There is much to admire in Hammer's argument. It is a long step away from the libertarian form of originalism that has colonized the legal right at least since the second Bush administration, and that until recently dominated the scene. Justice Scalia's modus operandi (viewed from the outside; I do not suggest that this was a deliberate strategy) was to stake out a principled position, resting on internally coherent arguments, that would expand the range of the thinkable on the Court, and then to watch his colleagues struggle part-way towards his views with positions that were uneasy compromises. In that Scalian sense, Hammer's piece, internally conflicted though it may be, amounts to an ominous sign of the times for conventional originalists. When a prominent young conservative commentator like Hammer expressly rejects "pure legal positivism and the elevation of procedure to the complete detriment of substance, most frequently associated with the jurisprudences of the late Judge Robert Bork and the late Justice Antonin Scalia," one can almost feel the winds of change freshening.

We are watching an important debate play out in front of our eyes. And the stakes are high. In the past, I have described the "libertarian" wing of the FedSoc legal movement as "ascendant." I still think that is the case, but there is movement afoot. Contrary to left-wing caricatures, we are not monolithic lemmings. There are some common grounds of agreement, and there are other areas of sharp disagreement. Randy wrote about this shift:

In particular, I have sensed a disturbance in the originalist force by a few, mostly younger, socially conservative scholars and activists. They are disappointed in the results they are getting from a "conservative" judiciary—never mind that there are not yet five consistently originalist justices. Some attribute this failing to originalism's having been hijacked by libertarians. Some have been drawn to the new "national conservatism" initiative, which makes bashing libertarians a major theme. These now-marginalized scholars and activists will be delighted to fall in behind the Templar flag of a Harvard Law professor like Vermeule.

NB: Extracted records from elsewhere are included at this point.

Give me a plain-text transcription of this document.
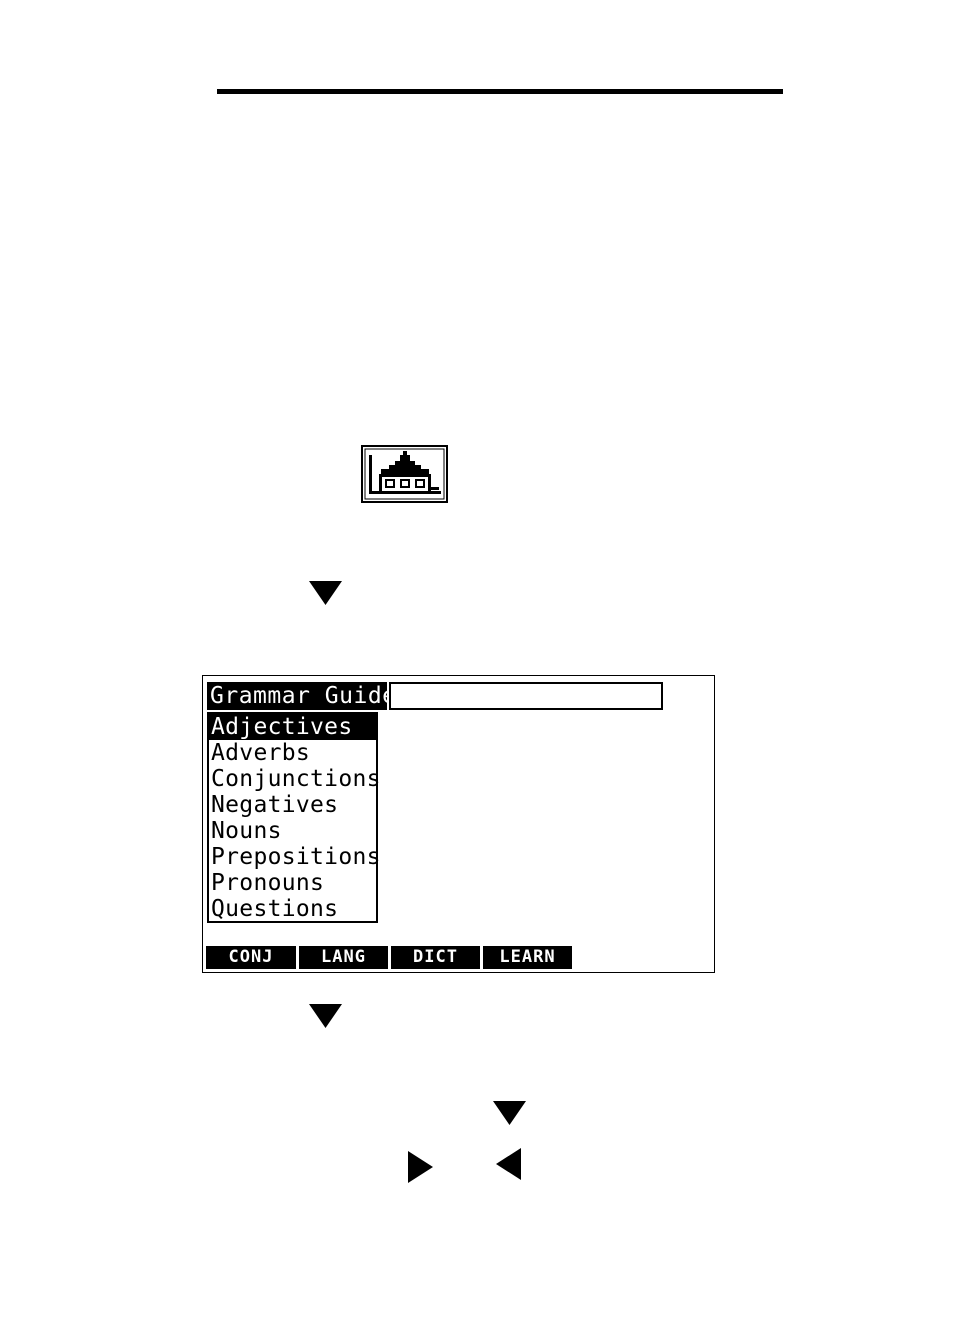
Grammar Guide
Adjectives
Adverbs
Conjunctions
Negatives
Nouns
Prepositions
Pronouns
Questions
CONJ	LANG	DICT	LEARN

Josh Hammer makes this point expressly, and ties it to a current case:

Within this broader context of conservatives reconsidering orthodoxies, Vermeule's proposal fits quite neatly. What Georgetown University Law Center Professor Randy Barnett calls a "disturbance in the originalist force by a few, mostly younger, socially conservative scholars and activists" could evolve into a more thorough exodus away from originalism if, as is heavily rumored, putative originalist Justice Neil Gorsuch sides with his progressive colleagues this term by reading into Title VII legal protection the biological and linguistic lie that is "transgenderism."

I agree with Josh Hammer that Adrian has shifted the Overton window. This issue warrants far more discussion.